Öyle bir hoşgeldin demişti ki gerçekten hoş gelmiştim.

Ve ikimizde birbirimize öyle kapılmıştık ki kapının hemen yanında olduğumuzu bilmiyorduk.

"Çok hoş buldum."

Sözlerimin ardından gülüşü duyulurken geri çekildim.

Dudaklarıma yöneldiğini fark etmiş olsam ve bunu istiyor olsam da geri çekilerek konuştum.
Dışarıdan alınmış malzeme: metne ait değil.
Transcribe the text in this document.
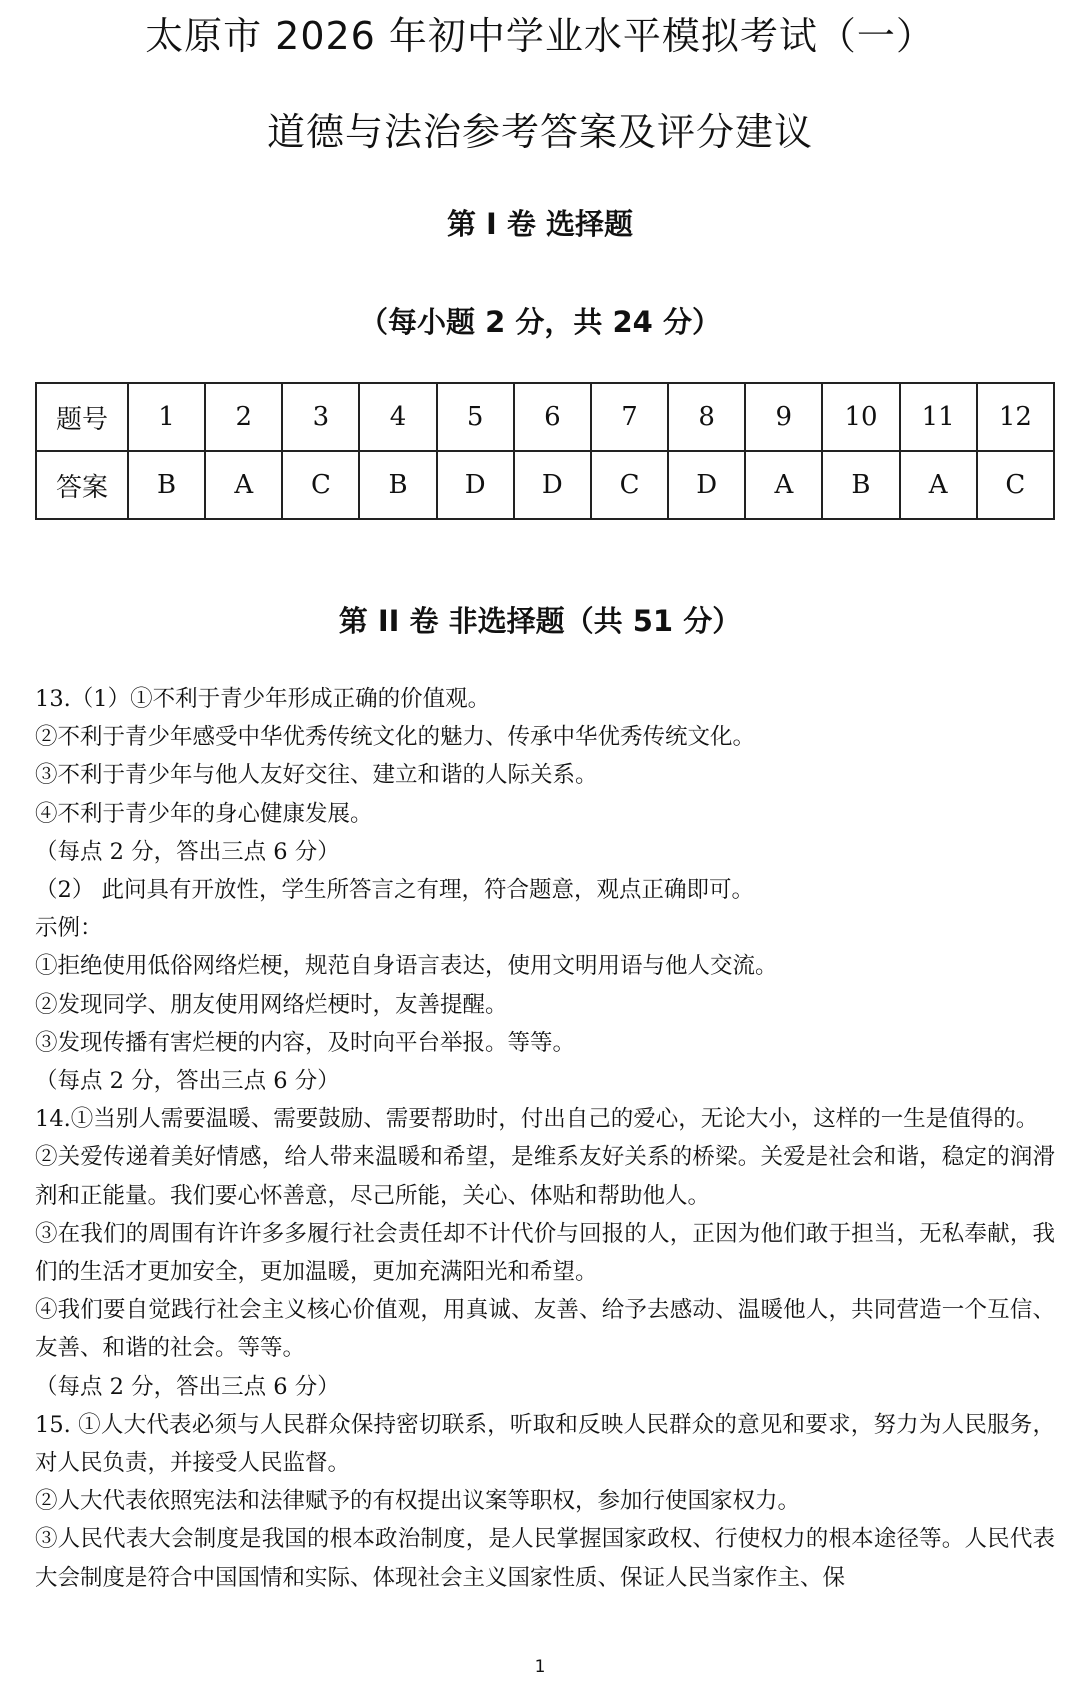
太原市 2026 年初中学业水平模拟考试（一）
道德与法治参考答案及评分建议
第 I 卷 选择题
（每小题 2 分，共 24 分）
题号	1	2	3	4	5	6	7	8	9	10	11	12
答案	B	A	C	B	D	D	C	D	A	B	A	C
第 II 卷 非选择题（共 51 分）

13.（1）①不利于青少年形成正确的价值观。

②不利于青少年感受中华优秀传统文化的魅力、传承中华优秀传统文化。

③不利于青少年与他人友好交往、建立和谐的人际关系。

④不利于青少年的身心健康发展。

（每点 2 分，答出三点 6 分）

（2） 此问具有开放性，学生所答言之有理，符合题意，观点正确即可。

示例：

①拒绝使用低俗网络烂梗，规范自身语言表达，使用文明用语与他人交流。

②发现同学、朋友使用网络烂梗时，友善提醒。

③发现传播有害烂梗的内容，及时向平台举报。等等。

（每点 2 分，答出三点 6 分）

14.①当别人需要温暖、需要鼓励、需要帮助时，付出自己的爱心，无论大小，这样的一生是值得的。

②关爱传递着美好情感，给人带来温暖和希望，是维系友好关系的桥梁。关爱是社会和谐，稳定的润滑剂和正能量。我们要心怀善意，尽己所能，关心、体贴和帮助他人。

③在我们的周围有许许多多履行社会责任却不计代价与回报的人，正因为他们敢于担当，无私奉献，我们的生活才更加安全，更加温暖，更加充满阳光和希望。

④我们要自觉践行社会主义核心价值观，用真诚、友善、给予去感动、温暖他人，共同营造一个互信、友善、和谐的社会。等等。

（每点 2 分，答出三点 6 分）

15. ①人大代表必须与人民群众保持密切联系，听取和反映人民群众的意见和要求，努力为人民服务，对人民负责，并接受人民监督。

②人大代表依照宪法和法律赋予的有权提出议案等职权，参加行使国家权力。

③人民代表大会制度是我国的根本政治制度，是人民掌握国家政权、行使权力的根本途径等。人民代表大会制度是符合中国国情和实际、体现社会主义国家性质、保证人民当家作主、保

1
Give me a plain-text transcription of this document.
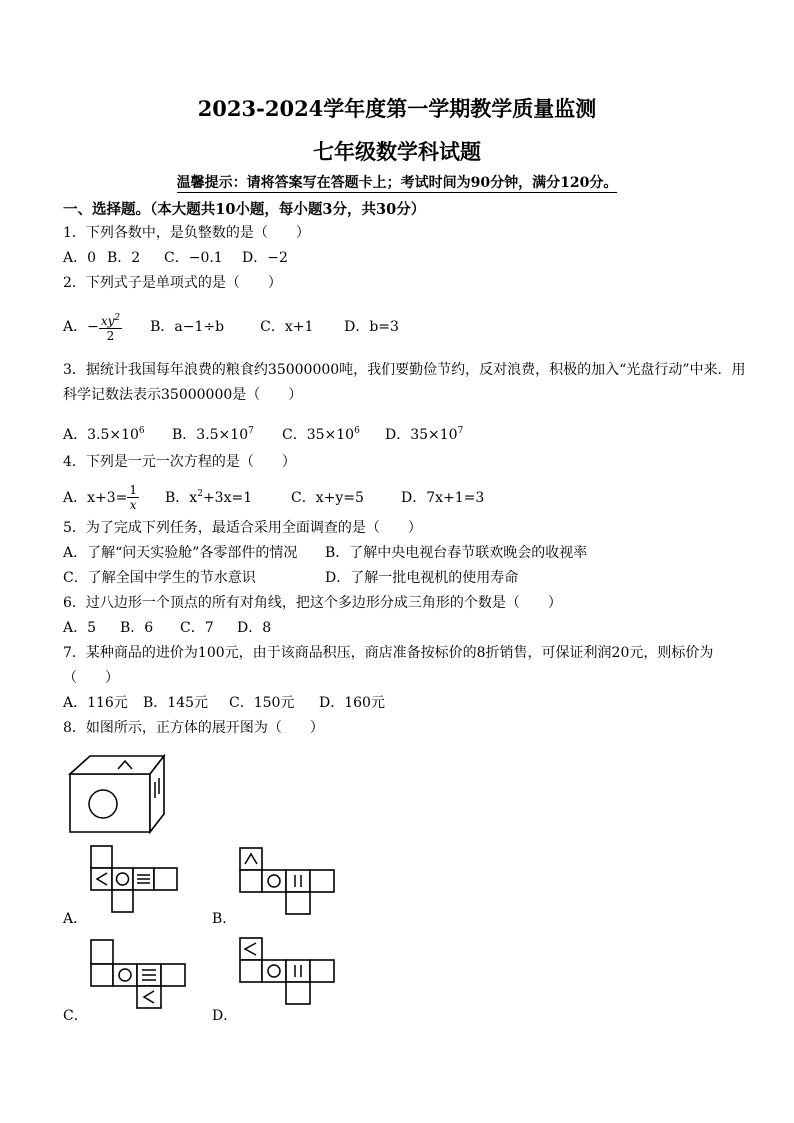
2023-2024学年度第一学期教学质量监测
七年级数学科试题
温馨提示：请将答案写在答题卡上；考试时间为90分钟，满分120分。
一、选择题。（本大题共10小题，每小题3分，共30分）
1．下列各数中，是负整数的是（　　）
A．0 B．2 C．−0.1 D．−2
2．下列式子是单项式的是（　　）
A．− $\frac{xy2}{2}$ B．a−1÷b	C．x+1 D．b=3
3．据统计我国每年浪费的粮食约35000000吨，我们要勤俭节约，反对浪费，积极的加入“光盘行动”中来．用
科学记数法表示35000000是（　　）
A．3.5×106 B．3.5×107 C．35×106 D．35×107
4．下列是一元一次方程的是（　　）
A．$x+3= \frac{1}{x}$ B．x2+3x=1	C．x+y=5	D．7x+1=3
5．为了完成下列任务，最适合采用全面调查的是（　　）
A．了解“问天实验舱”各零部件的情况 B．了解中央电视台春节联欢晚会的收视率
C．了解全国中学生的节水意识	D．了解一批电视机的使用寿命
6．过八边形一个顶点的所有对角线，把这个多边形分成三角形的个数是（　　）
A．5 B．6 C．7 D．8
7．某种商品的进价为100元，由于该商品积压，商店准备按标价的8折销售，可保证利润20元，则标价为
（　　）
A．116元 B．145元 C．150元 D．160元
8．如图所示，正方体的展开图为（　　）
A．	B．
C．	D．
"Ben çok acıktım. Gidelim mi?"

Bir süre yüzüme bakmış ve dediklerime gülümseyerek kafasını sallamıştı.

Elimi sıkıca kavrayan eli ile odayı inceleme fırsatım olmadan çıkmıştık şirketten. Arabama ilerlerken Karan kendi kendine yine mırıldanmaya başlamıştı.

Farkında değilmişim gibi ona döndüm.

"Şarkı mı söylüyorsun sen?"

Gözleri gözlerime tutunduğunda aramızda yine bir şeyler geçmişti.

Başını sallayarak beni onayladı.

"Öğlenden beri ağzıma takıldı. Uzun zamandır dinlemediğim bir şarkı halbuki."

Arabaya yerleştiğimizde kemerimi takıp ona döndüm ve omuz silktim.

"Şirkette biri açmıştır belki."

Tesadüf olmasını bekliyordum. Bu kadar ben olması aklımın alabileceği türden bir şey değildi.

Benim normal olmayan aklımın dahi alamadığı bir sevdaydı.

"Sıkı yönetim ve sürekli toplantılar yapılırken biri müzik açacak cesareti gösteremez."

Ardından direksiyondaki ellerime kayan gözleri gözlerimi bulmuş ve üzerime doğru eğilmişti ve şarkının bir kısmını gözlerime bakarak mırıldanmıştı.

"Biter mi bu yük kadınım, alışamam yokluğuna."

Kalbim daha fazla kaldıramayacaktı.

Dudaklarıma bir kez daha uzanmaya çalışmış fakat hızlıca önüme dönüp derin derin nefes almıştım.

Arabayı çalıştırıp otoparktan çıkarken Karan'ın kaşlarının ufaktan çatıldığını görmüş fakat görmemiş gibi yapmıştım.

"Ne yiyelim?"

Ana yola çıktığımda sorduğum soru aramızda başlattığımız gergin sessizliğin sonu olurken Karan düşük bir tonda mırıldanmıştı.

Gözleri üzerimdeydi.

Üzerimdeki gözleri oturduğum koltukta beni gererken İstanbul trafiğine odaklanamayan zihnimle yakında gördüğüm restoranı işaret etmiştim.

"Şurada yiyelim mi?"

Onaylayıcı birkaç sözcüğünün ardından restoranın önündeki park yerlerinden çıkan aracı gördüğüm gibi boşalttığı yere girdiğimde elim kemerime gitmiş, arabadan inmeye hazırlanıyordum.

Fakat Karan hareket etmiyordu.

"Bir şey mi oldu?"

Gözlerim onu bulduğunda üzerime çevirdiği gözleri ile kaşları çatık konuştu.

"Çillerini kapatmışsın."

'Ciddi misin?' Dercesine ona baktığımda oralı olmamıştı.

"Sevdiğimi söylediğim halde neden kapatıyorsun ki?!"

Hırçın çıkan sesi ile ellerim iki yanağına kapanıp elime ufak ufak batan sakallarını hissettiğimde dudaklarımdaki gülümsemeyi saklayamadım.